Наилучший способ вернуть вложения с прибылью – встроить город в мировую торгово-финансовую систему, то есть допустить в ойкумену часть ВК, расположенных в мировой системе. То есть город проектантов мыслится как частично открытая система контуров, не замкнутая лишь на саму себя. А потому моделирование города, а также прогнозно-аналитическая компонента управления, также будет ориентироваться на факторы глобальной целостности, аналогично модели World для исследований по заказу Римского клуба.

При этом как для организации системы взаимодействия экспертов, так и для создания VSM городской среды, может быть задействован принцип поливерсальной модельной структуры, оказывающийся применимым как для неокономической теории (что было изложено в двух моих статьях), так и для системно-динамической модели жизнеспособной системы, ориентированной на гомеостатический баланс последней. В этом смысле здесь оказывается возможным соединить ключевой общебиологический принцип гомеостатического баланса с парадигмальной неокономической установкой на принцип хозяйственного дисбаланса, привносимый в доденежный ВК деньгами. В этом смысле VSM города предстает как система мест различной концентрации инвестиционных средств, чередующих одно другое управляемым внесением денежного дисбаланса (и, соответственно, ростовых процессов) в отдельных зонах, и балансовой стабилизацией во всей системе (или некоторой подсистеме) контуров города. Таким образом, влияние финансовых шоков для компонентов с низким уровнем разделения труда (дифференциации деятельности) оказывается возможным минимизировать, а также попытаться представить такой подход к управлению социумом через VSM в глобальном масштабе.

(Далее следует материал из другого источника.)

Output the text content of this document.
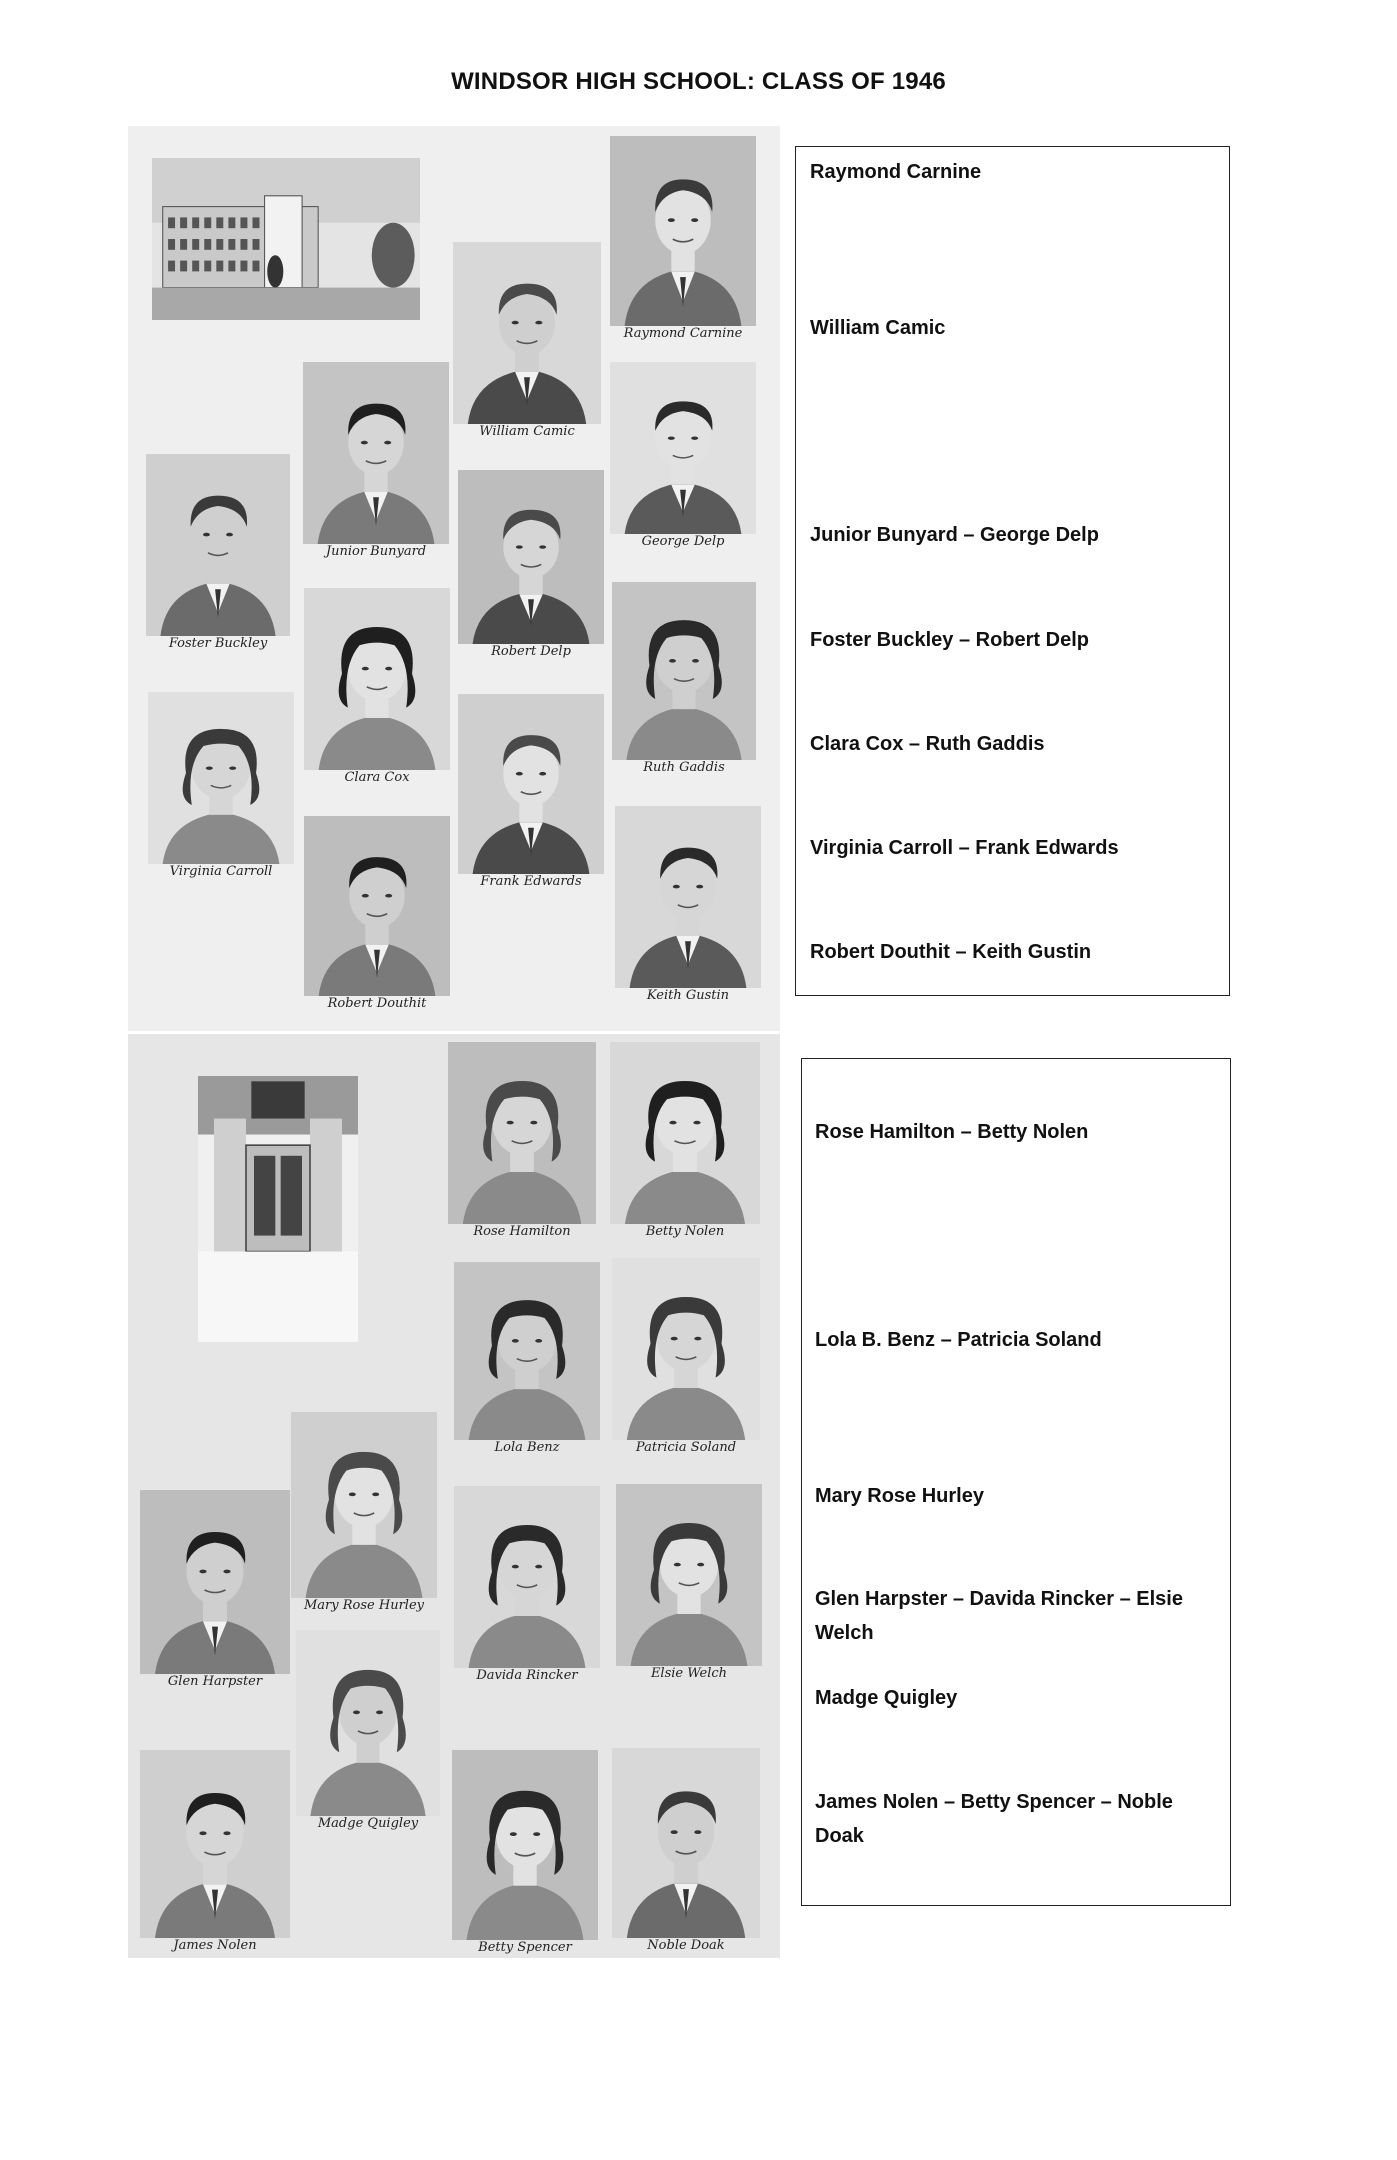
WINDSOR HIGH SCHOOL: CLASS OF 1946
Raymond Carnine
William Camic
Junior Bunyard
George Delp
Foster Buckley
Robert Delp
Clara Cox
Ruth Gaddis
Virginia Carroll
Frank Edwards
Robert Douthit
Keith Gustin
Rose Hamilton	Betty Nolen
Lola Benz	Patricia Soland
Mary Rose Hurley
Glen Harpster	Davida Rincker	Elsie Welch
Madge Quigley
James Nolen	Betty Spencer	Noble Doak
Raymond Carnine
William Camic
Junior Bunyard – George Delp
Foster Buckley – Robert Delp
Clara Cox – Ruth Gaddis
Virginia Carroll – Frank Edwards
Robert Douthit – Keith Gustin
Rose Hamilton – Betty Nolen
Lola B. Benz – Patricia Soland
Mary Rose Hurley
Glen Harpster – Davida Rincker – Elsie Welch
Madge Quigley
James Nolen – Betty Spencer – Noble Doak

Таким образом, нужна модель города, соответствующая интересам инвесторов, статистически уточняемая относительно задач возврата вложений и обеспечения гомеостаза всей городской системы с учетом перспектив шоковых и планируемых торгово-финансовых дисбалансов в результате взаимодействия участвующих в ней ВК. А значит, необходим набор команд аналитиков и разработчиков проекта, включающих в себя специалистов по системной динамике, актуарной математике, урбанистике, программированию и использованию программных средств аналитической поддержки систем ситуационно-прогнозного управления для компьютерной реализации вычислительных аспектов проекта.

 


[1] Примеры таковых долгоиграющих производств в России, несмотря на всю проблемность существования российской промышленности в текущее время, особенно высокотехнологичной, все еще можно найти: это  сфера аэрокосмических и медицинских решений, а также некоторые направления ИТ, пользующиеся высоким спросом на международных рынках.

[2] Человеке, идущем вслед за "организованным" в веберовском смысле.

[3] Примечательно, что любое внешнее проектирование человеческой жизни, включая субституирующие жизненный смысл шаблоны рационализаций жизненных этапов массового организованного человека (в марксистской терминологии – "буржуя") исключает возможность такой эмиссии, поскольку такой, "внешне организованный" человек, не является свободным в своем выборе, а значит, не в полной мере соответствует идеалу "свободы выбора собственного дела" изначального протестанта.

[4] Не в этом ли был гуманистический посыл идеи М.Охитовича, желавшего для каждого рабочего автомобиль для свободного перемещения по стране?

[5] Соответственно, в монокультурном, инвестиционном, постепенно- и скачкообразно догоняющих, кластерном, а также транзитном и офшорно-финансовом.